Each supervisor has four to 10 interns (Supervisor Wiener has summer interns but no yearlong program), ranging from high school juniors and seniors to wonkish grad students. The interns perform basic office tasks such as answering phones and greeting visitors, but they're also relied on for "a mix of constituent and policy work," says Supervisor Jane Kim. Like interns anywhere, those at City Hall perform the tedious, in-the-weeds labor that keeps bureaucracy humming.

The U.S. Department of Labor allows unpaid internships if certain criteria are met. This includes "interns must receive training from your company, even if it somewhat impedes the work of your organization," and "interns' training must primarily benefit them, not the company." Public sector internships like those at City Hall, however, are in a legal gray zone.

Maurice Pianko, founder of Intern Justice, a law firm representing interns who have been illegally denied wages, says, "From a legal perspective, [not paying interns at City Hall] is probably fine. From an ethical perspective, it's saying a person's time and effort is worth zero. Is this the message we want to be sending?"
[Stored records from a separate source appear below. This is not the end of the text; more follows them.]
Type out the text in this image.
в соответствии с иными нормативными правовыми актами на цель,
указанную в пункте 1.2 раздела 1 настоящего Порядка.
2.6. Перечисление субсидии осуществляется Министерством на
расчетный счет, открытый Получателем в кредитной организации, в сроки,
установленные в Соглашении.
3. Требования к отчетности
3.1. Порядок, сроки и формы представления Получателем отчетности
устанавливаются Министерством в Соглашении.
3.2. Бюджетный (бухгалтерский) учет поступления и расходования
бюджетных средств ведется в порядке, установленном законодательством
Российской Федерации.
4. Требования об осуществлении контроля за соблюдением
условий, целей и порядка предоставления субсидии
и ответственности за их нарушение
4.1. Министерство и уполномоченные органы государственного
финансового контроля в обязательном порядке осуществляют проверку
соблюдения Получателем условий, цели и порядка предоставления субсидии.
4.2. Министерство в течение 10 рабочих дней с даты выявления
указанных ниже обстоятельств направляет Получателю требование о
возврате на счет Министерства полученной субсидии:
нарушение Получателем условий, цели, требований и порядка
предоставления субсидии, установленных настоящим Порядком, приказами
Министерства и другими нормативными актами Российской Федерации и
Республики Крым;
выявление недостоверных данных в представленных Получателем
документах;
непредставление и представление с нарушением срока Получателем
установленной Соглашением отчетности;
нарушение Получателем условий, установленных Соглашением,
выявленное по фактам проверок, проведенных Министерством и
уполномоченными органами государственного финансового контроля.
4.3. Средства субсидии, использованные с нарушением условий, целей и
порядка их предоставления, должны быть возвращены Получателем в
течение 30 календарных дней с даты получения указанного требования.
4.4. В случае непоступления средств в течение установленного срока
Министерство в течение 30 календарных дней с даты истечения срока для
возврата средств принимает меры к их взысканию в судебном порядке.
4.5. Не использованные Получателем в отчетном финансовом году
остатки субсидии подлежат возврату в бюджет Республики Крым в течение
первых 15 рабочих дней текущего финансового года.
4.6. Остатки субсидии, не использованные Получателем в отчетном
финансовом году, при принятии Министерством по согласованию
The language of the supervisors' message isn't clear. This month, District 4 Supervisor Katy Tang tweeted that her office was "hiring" interns, but the application thanked candidates for their interest in "volunteering." Although the application asked whether candidates would receive school credit, there were no details about payment. When a concerned citizen upbraided Tang on Twitter — "shame on you for not paying interns" — she neither responded nor clarified.

To be fair, some high school interns at City Hall earn minimum wage through a program called San Francisco YouthWorks, which connects students to mentors in local government. Brian Mertens, YouthWorks' employment coordinator, says, "It's important for young people to get paid. We want to make sure their labor is valued." During the last intern cycle this summer, YouthWorks placed eight students with the Board of Supervisors.

But high school interns are the only ones making money.

Some interns get college credit in lieu of a paycheck. But at least one City Hall intern is working totally gratis. Jeff Cretan, a legislative aide in Supervisor Wiener's office, alluded to a "college student who is in [our office] but not getting credit" or payment. SF Weekly spoke with several interns who confirmed they're not getting paid either.

What do such volunteers hope to earn from the experience besides résumé fodder? When SF Weekly posed that question to Cretan, he laughed and replied, "That's a strange question."

Maybe City Hall considers a job well done its own reward.